Bosnia and Georgia pose threat to EU security, US intelligence chief says

EUOBSERVER / BRUSSELS – Potential instability in Bosnia and violence in South Caucasus will pose the main threats to EU security in 2010, the US’ intelligence chief has said, while depicting the EU’s largest neighbour, Russia, as stuck in a Cold War-era mentality.

The US’ Director of National Intelligence, Dennis C. Blair, put forward his assessment inĀ a testimony to the Senate Select Committee on Intelligence in Washington on Tuesday (2 February.)

“Events in the Balkans will again pose the principal challenges to stability in Europe in 2010,” he said, singling out separatist tendencies in ethnic Serb enclaves in Bosnia and Kosovo as the key problem.

“I remain concerned about Bosnia’s future stability. While neither widespread violence nor a formal break-up of the state appears imminent, ethnic agendas still dominate the political process.”

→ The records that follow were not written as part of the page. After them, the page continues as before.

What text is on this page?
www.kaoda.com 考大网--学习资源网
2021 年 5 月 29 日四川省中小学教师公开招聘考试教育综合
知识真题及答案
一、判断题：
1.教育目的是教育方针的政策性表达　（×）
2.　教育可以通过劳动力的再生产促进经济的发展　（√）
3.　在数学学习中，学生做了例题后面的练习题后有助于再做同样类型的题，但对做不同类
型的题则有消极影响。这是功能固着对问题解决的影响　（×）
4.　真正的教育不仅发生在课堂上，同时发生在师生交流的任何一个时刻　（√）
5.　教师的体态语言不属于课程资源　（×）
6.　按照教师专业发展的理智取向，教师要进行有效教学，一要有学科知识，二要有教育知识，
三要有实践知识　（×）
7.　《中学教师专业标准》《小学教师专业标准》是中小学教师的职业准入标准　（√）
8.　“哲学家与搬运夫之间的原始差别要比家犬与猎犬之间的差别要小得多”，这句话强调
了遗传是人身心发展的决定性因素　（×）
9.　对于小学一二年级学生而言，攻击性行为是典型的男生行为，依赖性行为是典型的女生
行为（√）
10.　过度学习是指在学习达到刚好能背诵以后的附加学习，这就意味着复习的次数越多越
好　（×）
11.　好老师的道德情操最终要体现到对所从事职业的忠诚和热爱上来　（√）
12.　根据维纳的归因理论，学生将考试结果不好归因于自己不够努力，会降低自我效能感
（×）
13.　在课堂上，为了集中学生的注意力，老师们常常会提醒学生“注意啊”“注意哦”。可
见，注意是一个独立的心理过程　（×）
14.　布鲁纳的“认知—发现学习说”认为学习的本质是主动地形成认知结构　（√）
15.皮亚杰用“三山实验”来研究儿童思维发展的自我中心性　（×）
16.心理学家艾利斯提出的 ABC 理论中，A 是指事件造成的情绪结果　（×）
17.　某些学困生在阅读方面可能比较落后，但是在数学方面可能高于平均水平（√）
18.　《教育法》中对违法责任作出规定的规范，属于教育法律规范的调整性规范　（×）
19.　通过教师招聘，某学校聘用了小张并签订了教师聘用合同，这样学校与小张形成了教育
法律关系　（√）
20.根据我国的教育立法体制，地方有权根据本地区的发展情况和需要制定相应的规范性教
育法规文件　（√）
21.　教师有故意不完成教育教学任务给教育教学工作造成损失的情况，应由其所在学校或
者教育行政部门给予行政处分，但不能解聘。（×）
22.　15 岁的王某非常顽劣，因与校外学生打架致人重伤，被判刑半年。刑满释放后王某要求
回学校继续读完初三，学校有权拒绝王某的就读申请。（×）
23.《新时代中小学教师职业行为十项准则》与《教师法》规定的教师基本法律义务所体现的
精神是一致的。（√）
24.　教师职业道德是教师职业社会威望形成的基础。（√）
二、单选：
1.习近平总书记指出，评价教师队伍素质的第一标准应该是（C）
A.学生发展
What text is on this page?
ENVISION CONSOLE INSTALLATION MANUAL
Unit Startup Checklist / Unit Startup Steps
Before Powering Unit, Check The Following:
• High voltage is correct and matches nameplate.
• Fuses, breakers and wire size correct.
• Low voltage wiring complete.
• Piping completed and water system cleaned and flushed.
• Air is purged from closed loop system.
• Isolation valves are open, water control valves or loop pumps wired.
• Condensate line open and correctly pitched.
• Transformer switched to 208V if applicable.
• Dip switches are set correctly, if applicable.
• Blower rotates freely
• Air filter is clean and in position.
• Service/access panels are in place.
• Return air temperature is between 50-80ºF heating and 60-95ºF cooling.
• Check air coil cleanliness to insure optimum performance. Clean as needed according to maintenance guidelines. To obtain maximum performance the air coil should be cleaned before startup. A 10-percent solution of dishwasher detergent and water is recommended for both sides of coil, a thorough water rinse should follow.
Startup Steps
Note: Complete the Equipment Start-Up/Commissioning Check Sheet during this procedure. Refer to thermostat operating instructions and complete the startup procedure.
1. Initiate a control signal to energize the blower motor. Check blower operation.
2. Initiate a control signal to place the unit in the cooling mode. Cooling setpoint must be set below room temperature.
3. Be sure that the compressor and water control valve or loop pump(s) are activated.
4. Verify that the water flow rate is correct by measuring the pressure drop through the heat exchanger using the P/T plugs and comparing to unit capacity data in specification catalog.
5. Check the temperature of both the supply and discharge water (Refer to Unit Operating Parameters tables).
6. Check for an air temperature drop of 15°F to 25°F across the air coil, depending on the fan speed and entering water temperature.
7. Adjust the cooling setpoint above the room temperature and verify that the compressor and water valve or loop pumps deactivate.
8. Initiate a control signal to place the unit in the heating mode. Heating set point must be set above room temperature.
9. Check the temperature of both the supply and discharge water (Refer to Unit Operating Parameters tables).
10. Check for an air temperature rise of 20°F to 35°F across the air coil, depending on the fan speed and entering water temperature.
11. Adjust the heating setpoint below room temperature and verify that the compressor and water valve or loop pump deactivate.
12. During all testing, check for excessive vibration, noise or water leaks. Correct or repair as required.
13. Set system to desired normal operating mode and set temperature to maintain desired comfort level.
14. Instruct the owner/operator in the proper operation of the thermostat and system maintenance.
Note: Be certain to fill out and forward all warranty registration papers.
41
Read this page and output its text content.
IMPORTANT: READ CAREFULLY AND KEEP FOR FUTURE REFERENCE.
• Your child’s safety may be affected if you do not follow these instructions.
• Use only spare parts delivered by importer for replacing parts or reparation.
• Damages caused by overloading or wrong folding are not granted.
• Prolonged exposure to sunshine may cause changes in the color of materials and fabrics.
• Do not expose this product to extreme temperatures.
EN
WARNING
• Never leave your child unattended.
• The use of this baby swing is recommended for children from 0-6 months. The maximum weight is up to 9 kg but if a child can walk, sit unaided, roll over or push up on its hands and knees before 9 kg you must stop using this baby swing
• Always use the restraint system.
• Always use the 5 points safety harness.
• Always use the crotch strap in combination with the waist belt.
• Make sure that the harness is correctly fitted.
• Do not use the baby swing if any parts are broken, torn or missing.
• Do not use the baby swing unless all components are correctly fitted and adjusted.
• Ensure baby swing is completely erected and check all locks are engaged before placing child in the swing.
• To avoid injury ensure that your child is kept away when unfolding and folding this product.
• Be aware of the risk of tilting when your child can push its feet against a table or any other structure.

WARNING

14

The frozen conflict between Russia and Georgia over control of the Abkhazia and South Ossetia regions and between Armenia and Azerbaijan over Nagorno-Karabakh could more easily lead to bloodshed, he warned:

“The unresolved conflicts of the Caucasus provide the most likely flashpoints in the Eurasia region. Moscow’s expanded military presence in and political-economic ties to Georgia’s separatist regions of South Ossetia and sporadic low-level violence increase the risk of miscalculation or overreaction leading to renewed fighting.”

Mr Blair noted that US-Russia relations have sweetened up in the first year of the Barack Obama presidency. But his portrait of the EU’s giant neighbour highlighted several worries.

“I remain concerned, however, that Russia looks at relations with its neighbours in the former Soviet space – an area characterized by President Medvedev as Russia’s ‘zone of privileged interests’ – largely in zero-sum terms,” he said.

“Russia continues to use its military in an effort to assert its great power status and to project power abroad, including through the use of heavy bomber aviation patrols, out-of-area naval deployments and joint exercises,” he pointed out.

“[It] continues to strengthen its intelligence capabilities and directs them against US interests worldwide. Moscow’s intelligence effort includes espionage, technology acquisition, and covert action efforts to alter events abroad without showing its hand.”

The intelligence assessment, an annual exercise, also warned about Islamist terrorist activity in Europe.

“Al-Qaida is still plotting attacks against European targets and it has encouraged its affiliates to target European citizens in countries in which the affiliates operate,” Mr Daniel explained.

“Networks of Islamic extremists in Europe represent a continued threat because of their access to fighters and operatives with training in Afghanistan, Iraq, Pakistan and Somalia.”